Main research interests: Game AI, Combinatorial optimization mixed with Machine Learning, Decision-making under uncertainty, and Constraint-based Meta-heuristics.
I apply my research on artificial intelligence in games, in particular in real-time strategy games. Games are very convenient testbeds to develop and improve AI methods.
There are many reasons to choose games as an application domain. Among others: games are environments where one must take a series of decisions with a clear success metric (score or win/loss); there are great collections of game data (replays) often available for free without problem of confidentiality; they offer the possibility to have cooperative or competition human-machine interactions and machine-machine interactions, potentially on a massive scale.
Most importantly, games can be seen as a simplificition of the world: simpler rules, smaller space, more limited interactions, but rich and complex enought to contain many challenging and relevant scientific problems.
Machine Learning and combinatorial optimization frameworks such a Constraint Programming are two methods in AI with different purposes, but they can nurture each other.
Currently, modeling such problems through Constraint Programming requires to much expertise. This is a real brake on its democratization, both in academia and in the industry.
Thus, I investigate how can we benefic from Machine Learning to make easier the modeling of combinatorial optimization problems. My last result on this topic is an interpretable method to learn error functions implementing contraints in Cost Function Networks.
Constraint Programming can also bring something to Machine Learning: I am also interested in expressing Meta-Interpretive Learning with Constraint Programming, allwing to use constraint solvers to solve Machine Learning problems.
For this topic, I mainly study single-stage decision-making problems an agent must solve under uncertainty, where uncertainty lies on the value of some stochastic variables controlled by a third-party agent (such as the environment where our agent evolves).
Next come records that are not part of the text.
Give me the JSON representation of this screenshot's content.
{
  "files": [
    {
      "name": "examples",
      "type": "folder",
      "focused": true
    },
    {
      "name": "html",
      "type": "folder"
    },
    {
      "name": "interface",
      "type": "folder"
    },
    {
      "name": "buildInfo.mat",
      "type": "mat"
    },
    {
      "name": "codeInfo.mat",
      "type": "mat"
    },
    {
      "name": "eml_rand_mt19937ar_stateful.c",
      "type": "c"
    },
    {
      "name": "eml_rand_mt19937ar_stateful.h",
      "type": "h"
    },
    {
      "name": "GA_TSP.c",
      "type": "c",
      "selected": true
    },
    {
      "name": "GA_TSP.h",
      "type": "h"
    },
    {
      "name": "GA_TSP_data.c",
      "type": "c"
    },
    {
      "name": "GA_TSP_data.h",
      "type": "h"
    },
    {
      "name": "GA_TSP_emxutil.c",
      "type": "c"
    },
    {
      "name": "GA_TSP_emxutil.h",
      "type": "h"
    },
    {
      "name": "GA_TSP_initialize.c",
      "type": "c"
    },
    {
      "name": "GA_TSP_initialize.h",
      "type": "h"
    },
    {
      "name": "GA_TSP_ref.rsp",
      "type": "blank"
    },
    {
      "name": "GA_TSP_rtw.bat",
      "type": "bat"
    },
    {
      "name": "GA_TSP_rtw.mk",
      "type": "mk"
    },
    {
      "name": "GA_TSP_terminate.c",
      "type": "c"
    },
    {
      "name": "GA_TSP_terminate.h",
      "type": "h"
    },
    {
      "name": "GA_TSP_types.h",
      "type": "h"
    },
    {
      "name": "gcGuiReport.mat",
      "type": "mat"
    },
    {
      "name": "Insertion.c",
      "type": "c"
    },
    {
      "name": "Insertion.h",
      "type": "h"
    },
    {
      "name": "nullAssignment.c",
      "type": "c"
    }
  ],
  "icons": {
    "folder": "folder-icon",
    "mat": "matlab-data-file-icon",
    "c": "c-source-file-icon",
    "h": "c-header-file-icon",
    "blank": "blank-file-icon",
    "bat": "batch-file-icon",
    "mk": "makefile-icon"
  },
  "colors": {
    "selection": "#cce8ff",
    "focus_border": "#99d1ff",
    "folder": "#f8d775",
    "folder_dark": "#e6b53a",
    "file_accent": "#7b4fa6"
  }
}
Such stochastic values only have an impact on the objective function the agent tries to maximize or minimize, and not on constraints it must satisfy.
Studying single-stage decision-making problems means that a decision must be made before revealing stochastic values so far unknown. Once these values are known, the agent can only observe the consequences of its decision without having the possibility to sharpen or fix it like in multi-stage decision-making processes. Although multi-stage decision-making problems are interesting and would deserve a proper study, I think single-stage decision-making problems are still relevant and capture all one-shot decision-making problems that must be made recurrently.
My last result on this topic is mixing Constraint Programming and Decision Theory to model decision-making problems under uncertainty like regular combinatorial optimization problems, allowing us to use regular constraint solvers to solve such problems under uncertainty.
There exist two types of algorithms to solve Constraint Programming problems: complete solvers, exploring the entire tree search by pruning parts without any solutions, and incomplete solvers, also named meta-heuristics. Although unable to prove ths optimality of a solution, meta-heuristics find good quality solutions quickly in practice and scale to large, industrial-size problems.
Meta-heuristics contain a large class of different algorithm families. In particular, I study Local Search algorithms by designing and implementing new ones. I am mostly interested in constraint-based local search: these algorithms aim to exploit characteristics of the problem structure to improve both runtimes and solution quality.